26 giugno 2008 – Pancho Pardi: Sua Impunità, metastasi della democrazia
di Pancho Pardi
Negli Stati Uniti il presidente Clinton è stato messo sotto accusa e portato ai limiti dell’impeachment per una vicenda di esclusivo carattere privato. E’ stato tormentato da un inquisitore implacabile, che, parteggiando manifestamente per i Repubblicani, lo ha sottoposto a una sequenza inesorabile di contraddittori al fine di dimostrare il suo comportamento menzognero e di conseguenza la sua inaffidabilità.
Quanto partigiana fosse l’iniziativa lo dimostra la timidezza esercitata in seguito nei confronti di Bush che non solo aveva vinto con i brogli in Florida (stato governato da suo fratello) ma ha poi manifestamente mentito al popolo e al Congresso sui motivi, inesistenti, della guerra in Iraq.
Clinton, il più intelligente e capace dei presidenti americani degli ultimi decenni, non ha mai rifiutato la legittimità dell’inchiesta, non si è mai sognato di ostacolare il corso della giustizia, non ha mai lamentato il fatto di dover sottrarre tempo prezioso alla conduzione della sua politica e alla risoluzione di affari di importanza mondiale.
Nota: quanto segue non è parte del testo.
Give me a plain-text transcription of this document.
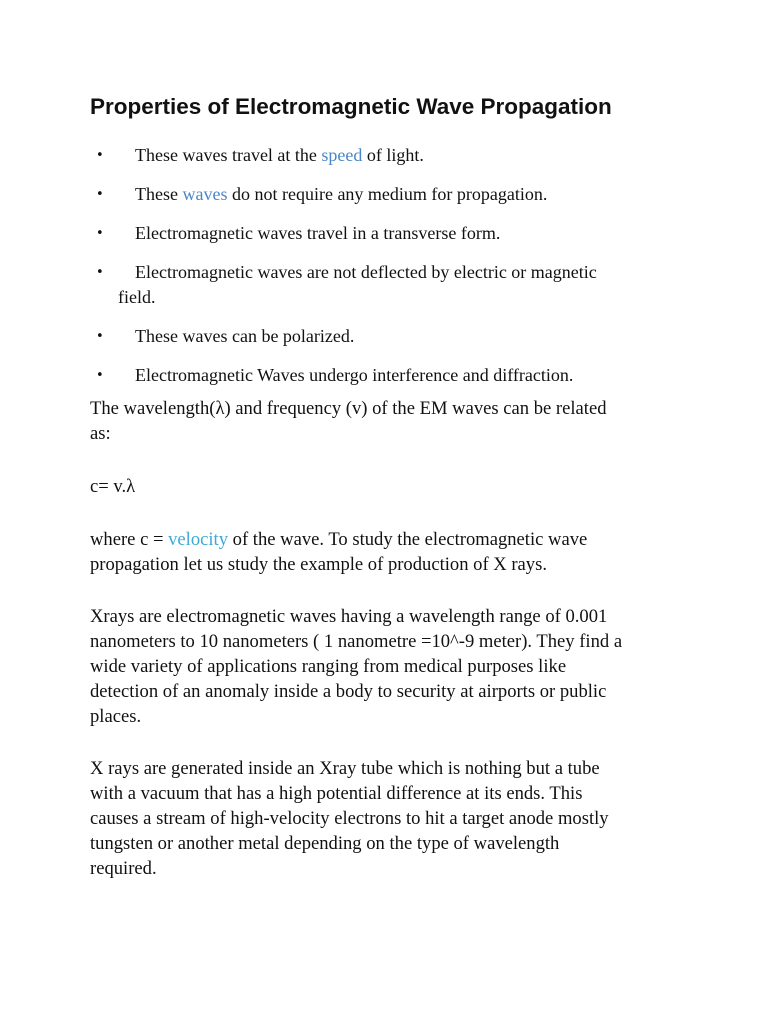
Properties of Electromagnetic Wave Propagation
• These waves travel at the speed of light.
• These waves do not require any medium for propagation.
• Electromagnetic waves travel in a transverse form.
• Electromagnetic waves are not deflected by electric or magnetic
field.
• These waves can be polarized.
• Electromagnetic Waves undergo interference and diffraction.

The wavelength(λ) and frequency (v) of the EM waves can be related
as:

c= v.λ

where c = velocity of the wave. To study the electromagnetic wave
propagation let us study the example of production of X rays.

Xrays are electromagnetic waves having a wavelength range of 0.001
nanometers to 10 nanometers ( 1 nanometre =10^-9 meter). They find a
wide variety of applications ranging from medical purposes like
detection of an anomaly inside a body to security at airports or public
places.

X rays are generated inside an Xray tube which is nothing but a tube
with a vacuum that has a high potential difference at its ends. This
causes a stream of high-velocity electrons to hit a target anode mostly
tungsten or another metal depending on the type of wavelength
required.
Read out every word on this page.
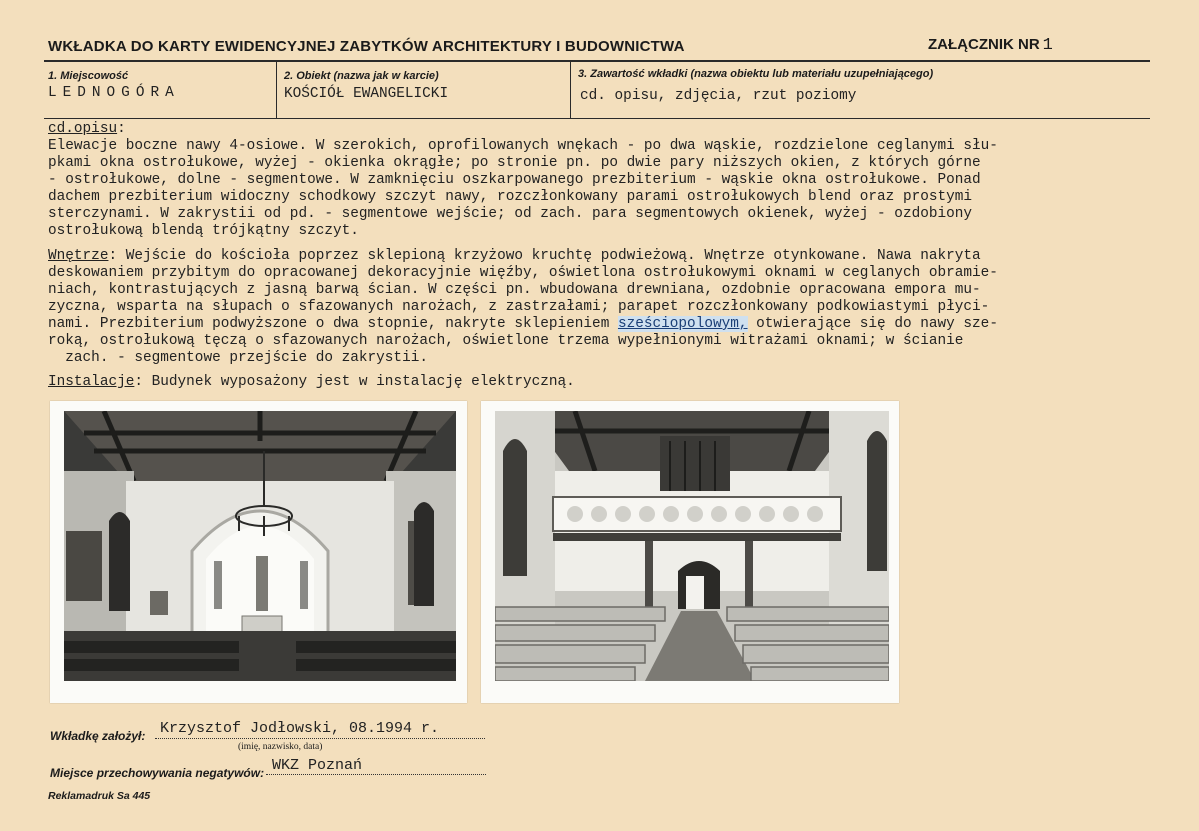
WKŁADKA DO KARTY EWIDENCYJNEJ ZABYTKÓW ARCHITEKTURY I BUDOWNICTWA	ZAŁĄCZNIK NR 1
1. Miejscowość
LEDNOGÓRA
2. Obiekt (nazwa jak w karcie)
KOŚCIÓŁ EWANGELICKI
3. Zawartość wkładki (nazwa obiektu lub materiału uzupełniającego)
cd. opisu, zdjęcia, rzut poziomy
cd.opisu:
Elewacje boczne nawy 4-osiowe. W szerokich, oprofilowanych wnękach - po dwa wąskie, rozdzielone ceglanymi słu-
pkami okna ostrołukowe, wyżej - okienka okrągłe; po stronie pn. po dwie pary niższych okien, z których górne
- ostrołukowe, dolne - segmentowe. W zamknięciu oszkarpowanego prezbiterium - wąskie okna ostrołukowe. Ponad
dachem prezbiterium widoczny schodkowy szczyt nawy, rozczłonkowany parami ostrołukowych blend oraz prostymi
sterczynami. W zakrystii od pd. - segmentowe wejście; od zach. para segmentowych okienek, wyżej - ozdobiony
ostrołukową blendą trójkątny szczyt.
Wnętrze: Wejście do kościoła poprzez sklepioną krzyżowo kruchtę podwieżową. Wnętrze otynkowane. Nawa nakryta
deskowaniem przybitym do opracowanej dekoracyjnie więźby, oświetlona ostrołukowymi oknami w ceglanych obramie-
niach, kontrastujących z jasną barwą ścian. W części pn. wbudowana drewniana, ozdobnie opracowana empora mu-
zyczna, wsparta na słupach o sfazowanych narożach, z zastrzałami; parapet rozczłonkowany podkowiastymi płyci-
nami. Prezbiterium podwyższone o dwa stopnie, nakryte sklepieniem sześciopolowym, otwierające się do nawy sze-
roką, ostrołukową tęczą o sfazowanych narożach, oświetlone trzema wypełnionymi witrażami oknami; w ścianie
zach. - segmentowe przejście do zakrystii.
Instalacje: Budynek wyposażony jest w instalację elektryczną.
Wkładkę założył: Krzysztof Jodłowski, 08.1994 r.
(imię, nazwisko, data)
Miejsce przechowywania negatywów: WKZ Poznań
Reklamadruk Sa 445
Al contrario in Italia Berlusconi non solo si è sottratto a lungo ai processi ricorrendo al lavoro duplice di avvocati che erano allo stesso tempo deputati del suo partito (nel centrodestra chi non ha un conflitto d’interessi non ha diritto di parola) ma grazie agli avvocati deputati è sfuggito a numerosi processi tramite la prescrizione (e una volta ha avuto le attenuanti generiche solo perché era presidente del consiglio!). Altre volte è stato assolto solo perché la sua maggioranza aveva modificato la legge in merito.
Non contento di questa evasione dagli obblighi della giustizia, Berlusconi si permette ancora una volta di giungere alle offese più volgari, che un’opinione pubblica ormai drogata gusta come manifestazione naturale della sua spontaneità: tavola della serie "Si sa, lui è fatto così".
Con quello che i suoi apologeti della carta stampata chiamano "linguaggio del corpo" si è presentato alla Confesercenti dicendo che non ha abbastanza poteri e che i suoi avversari lo vorrebbero con le mani legate e a quel punto ha unito i polsi nel gesto figurativo dell’ammanettato.
Poi ha aggiunto che i magistrati che lo perseguono sono una metastasi della democrazia. In qualsiasi altro paese la stampa sarebbe insorta e le testate giornalistiche più autorevoli non avrebbero risparmiato le critiche più allarmate e sferzanti. In Italia invece prevale un atteggiamento corrivo. Pochi hanno ribattuto l’obiezione elementare: il voto non scioglie in nessun caso l’eletto dal vincolo delle leggi.
Troppo pochi si preoccupano per un atteggiamento che nega il fondamento intimo della democrazia rappresentativa: sono stato scelto dal popolo e quindi faccio quello che mi pare. Questo rapporto diretto, e distorto, tra popolo e capo, dove il popolo consegna la propria sovranità al capo, sta precisamente alla base della concezione fascista: il popolo che si invera nella persona del capo. Ne consegue che qualsiasi ostacolo alla sua azione si configura come impedimento illegittimo ed eversivo alle sue prerogative. Da qui l’appello del capo al popolo contro i poteri che si frappongono all’estrinsecazione della sua libertà, ormai sacra dato che riassume in sé la volontà popolare.
E’ evidente che in questo schema le assemblee elettive e la loro sovranità finiranno un giorno per apparire come una miserabile superfetazione che impedisce e rallenta la libera manifestazione dell’unica volontà di capo e popolo fuse insieme nella persona del capo.
Ma non basta. In italia il capo è l’unico che può usare appieno lo strumento del suo impero mediatico mentre tutti i suoi competitori ne sono privi. Gli alleati possono solo mendicare una partecipazione secondaria e subordinata, gli avversari possono contare solo sulle particelle di una lottizzazione partitica a sua volta inghiottita dal monopolio.
Il protagonismo civile si deve scuotere dal letargo dell’impotenza. Solo la libera cittadinanza può porre un limite invalicabile all’unica vera metastasi che affligge la democrazia italiana.